2.4 Der Unterbestandvertrag sowie die Standardverträge zwischen Beklagter und den einzelnen Taxiunternehmern bezwecken die komfortablere Nutzung von Taxis durch Passagiere und Besucher des Flughafens sowie die Einhaltung bestimmter Qualitätsstandards, nachdem es in der Vergangenheit zu Beschwerden gekommen war. Ein verbessertes Angebot und Kundenzufriedenheit bringt auch den Taxiunternehmern Vorteile. Entgegen dem Vorwurf des Klägers stellt die Beklagte nach den Feststellungen der Vorinstanzen ihren Vertragspartnern eine gewisse Infrastruktur zur Verfügung und sie ist mit Aufwendungen für die Bewirtschaftung und Wartung der Taxizone belastet.
2.5 Bereits der Unterbestandvertrag sieht die Verpflichtung zur Einhebung eines angemessenen Infrastrukturbeitrags pro Einfahrt vor (Blg ./J Punkt VII.3). Der Kläger begründete die Unangemessenheit des von ihm zu leistenden Beitrags in seinem erstinstanzlichen Vorbringen mit einem Vergleich zwischen dem Jahresuntermietzins und den fiktiven Einnahmen aus dem Beitrag. Seine hypothetische Berechnung vernachlässigt die Aufwendungen der Beklagten, die nicht in der jährlichen Belastung mit dem Untermietzins bestehen, gänzlich.

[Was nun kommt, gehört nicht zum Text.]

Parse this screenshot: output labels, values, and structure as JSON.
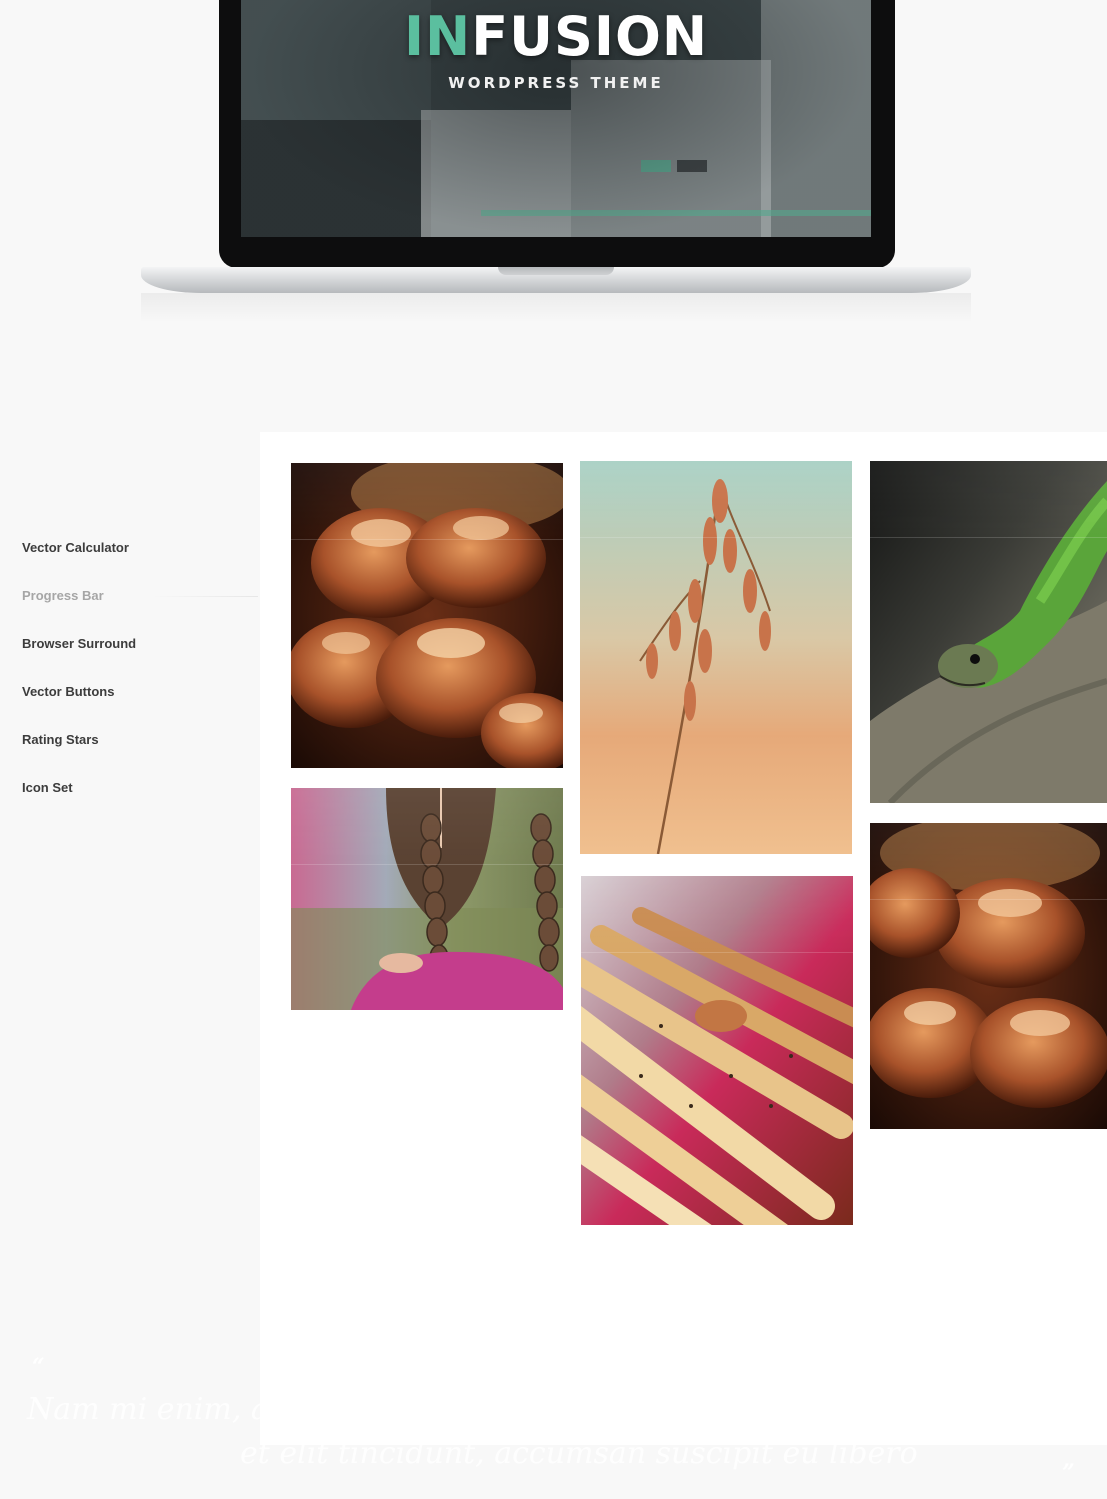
{
  "hero": {
    "title_accent": "IN",
    "title_rest": "FUSION",
    "subtitle": "WORDPRESS THEME"
  },
  "sidebar": {
    "items": [
      {
        "label": "Vector Calculator",
        "state": "default"
      },
      {
        "label": "Progress Bar",
        "state": "muted"
      },
      {
        "label": "Browser Surround",
        "state": "default"
      },
      {
        "label": "Vector Buttons",
        "state": "default"
      },
      {
        "label": "Rating Stars",
        "state": "default"
      },
      {
        "label": "Icon Set",
        "state": "default"
      }
    ]
  },
  "gallery": {
    "photos": [
      {
        "subject": "pastry-cookies"
      },
      {
        "subject": "wheat-grass"
      },
      {
        "subject": "green-lizard"
      },
      {
        "subject": "braided-hair-girl"
      },
      {
        "subject": "bread-sticks"
      },
      {
        "subject": "pastry-cookies"
      }
    ]
  },
  "quote": {
    "open_mark": "“",
    "line1": "Nam mi enim, a",
    "line2": "et elit tincidunt, accumsan suscipit eu libero",
    "close_mark": "”"
  },
  "colors": {
    "accent": "#5bbf9f",
    "page_bg": "#f8f8f8",
    "nav_text": "#3c3c3c",
    "nav_muted": "#a6a6a6"
  }
}
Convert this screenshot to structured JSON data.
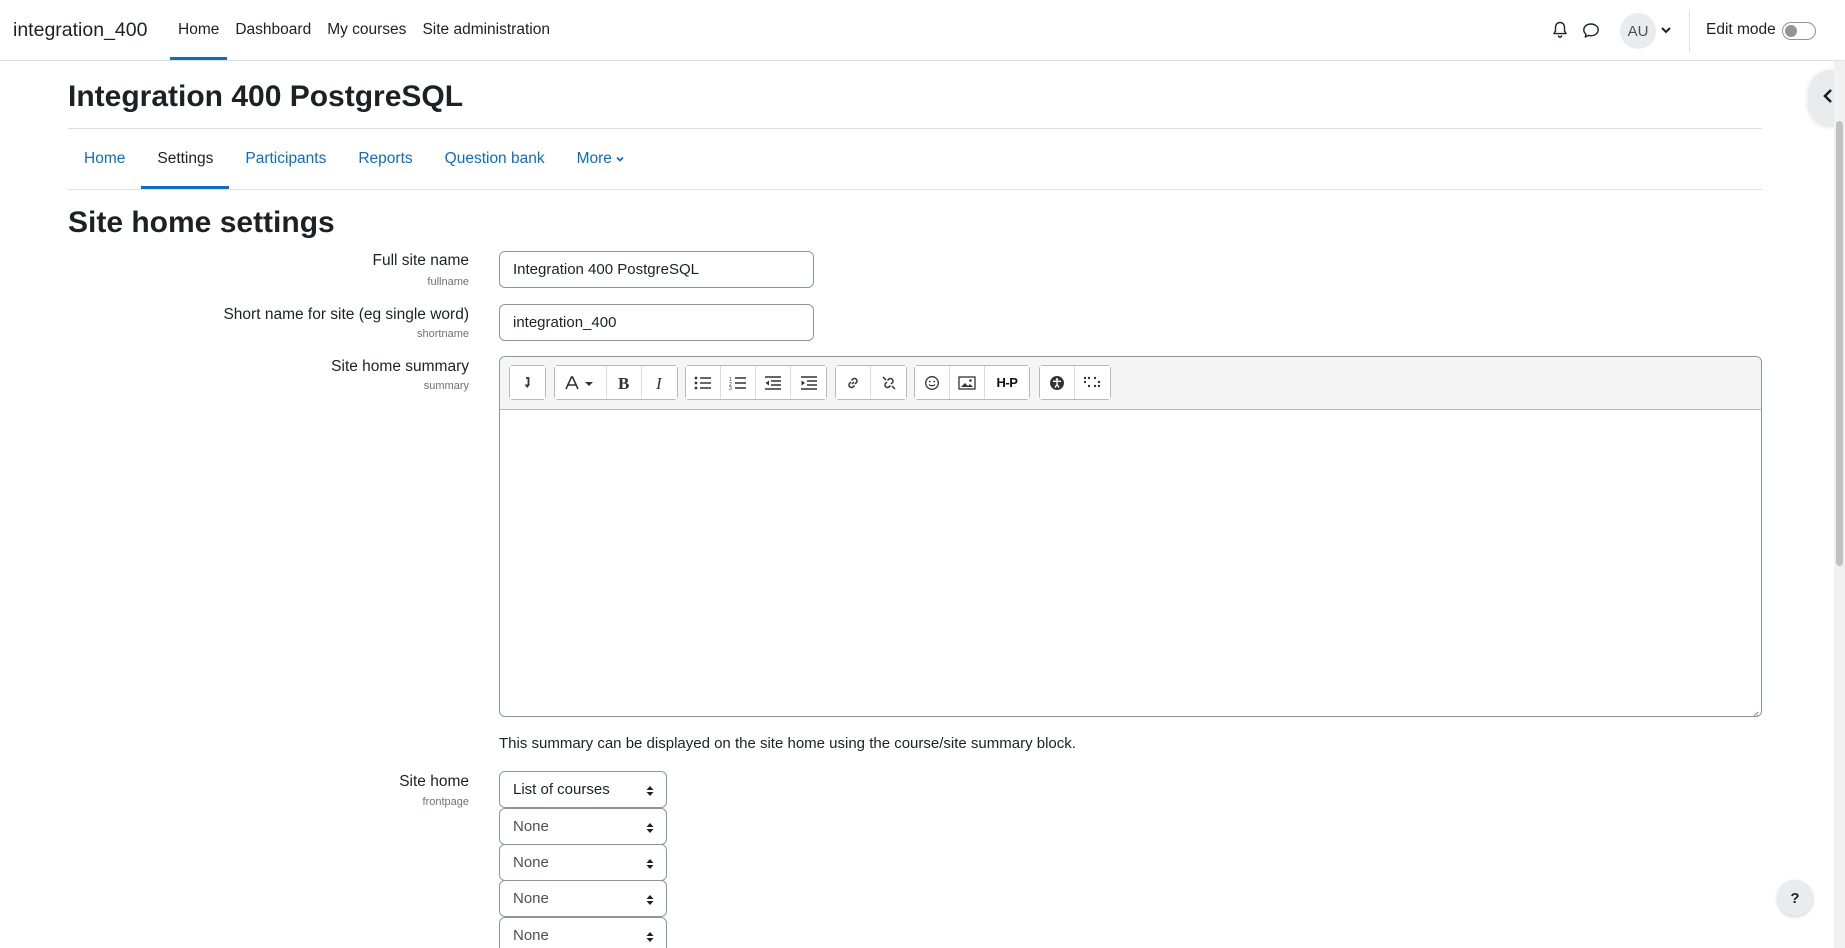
{
  "navbar": {
    "brand": "integration_400",
    "items": [
      {
        "label": "Home",
        "active": true
      },
      {
        "label": "Dashboard",
        "active": false
      },
      {
        "label": "My courses",
        "active": false
      },
      {
        "label": "Site administration",
        "active": false
      }
    ],
    "avatar_initials": "AU",
    "edit_mode_label": "Edit mode",
    "edit_mode_on": false,
    "icons": [
      "bell-icon",
      "chat-icon",
      "chevron-down-icon"
    ]
  },
  "page": {
    "title": "Integration 400 PostgreSQL",
    "secondary_nav": [
      {
        "label": "Home",
        "active": false
      },
      {
        "label": "Settings",
        "active": true
      },
      {
        "label": "Participants",
        "active": false
      },
      {
        "label": "Reports",
        "active": false
      },
      {
        "label": "Question bank",
        "active": false
      },
      {
        "label": "More",
        "active": false
      }
    ],
    "section_title": "Site home settings"
  },
  "form": {
    "fullname": {
      "label": "Full site name",
      "sublabel": "fullname",
      "value": "Integration 400 PostgreSQL"
    },
    "shortname": {
      "label": "Short name for site (eg single word)",
      "sublabel": "shortname",
      "value": "integration_400"
    },
    "summary": {
      "label": "Site home summary",
      "sublabel": "summary",
      "value": "",
      "help": "This summary can be displayed on the site home using the course/site summary block."
    },
    "frontpage": {
      "label": "Site home",
      "sublabel": "frontpage",
      "selects": [
        "List of courses",
        "None",
        "None",
        "None",
        "None"
      ]
    }
  },
  "editor_toolbar": {
    "icons": [
      "collapse-icon",
      "font-style-icon",
      "bold-icon",
      "italic-icon",
      "unordered-list-icon",
      "ordered-list-icon",
      "outdent-icon",
      "indent-icon",
      "link-icon",
      "unlink-icon",
      "emoji-icon",
      "image-icon",
      "h5p-icon",
      "accessibility-checker-icon",
      "screenreader-helper-icon"
    ],
    "h5p_text": "H-P"
  },
  "help_button": "?",
  "colors": {
    "link": "#0f6cbf",
    "text": "#1d2125",
    "border": "#8f959e"
  }
}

2.6 Für die Beurteilung, ob die vertraglich vereinbarte Verpflichtung der Taxiunternehmer zur Leistung des Infrastrukturbeitrags an die Beklagte sittenwidrig ist und demnach von der Beklagten nicht gefordert werden dürfte, ist die Qualifikation dieser Leistung als (teilweises) Entgelt nicht von Bedeutung. Wäre der Beitrag nach der maßgeblichen (RIS-Justiz RS0017919) Absicht der Vertragsparteien als ins Gewicht fallende Gegenleistung und damit als Entgelt anzusehen ( Iro/Rassi in KBB 5 § 1090 ABGB Rz 3 mwN), kann die Vereinbarung schon deshalb kein Prekarium sein, weil dieses als Form der Leihe Unentgeltlichkeit voraussetzt (vgl RIS-Justiz RS0083418; Iro/Rassi § 1090 ABGB Rz 3). Die Vereinbarung des Infrastrukturbeitrags als (teilweises) Entgelt könnte ebenfalls nur dann als sittenwidrig angesehen werden, wenn eine gravierende Ungleichgewichtslage vorläge. Aber selbst wenn die Vereinbarung mit dem Kläger gar nicht wirksam begründet wurde, wäre die Beklagte berechtigt, die Nutzung der ihr untervermieteten Taxispur von der Zahlung eines angemessenen Benützungsentgelts abhängig zu machen.
3. Die Kostenentscheidung gründet sich auf §§ 41, 50 ZPO. Beide Parteien haben in der jeweiligen Revisionsbeantwortung auf die Unzulässigkeit des gegnerischen Rechtsmittels hingewiesen. Da die Bemessungsgrundlage aber jeweils gleich hoch ist, gibt es keinen wechselseitigen Kostenersatz.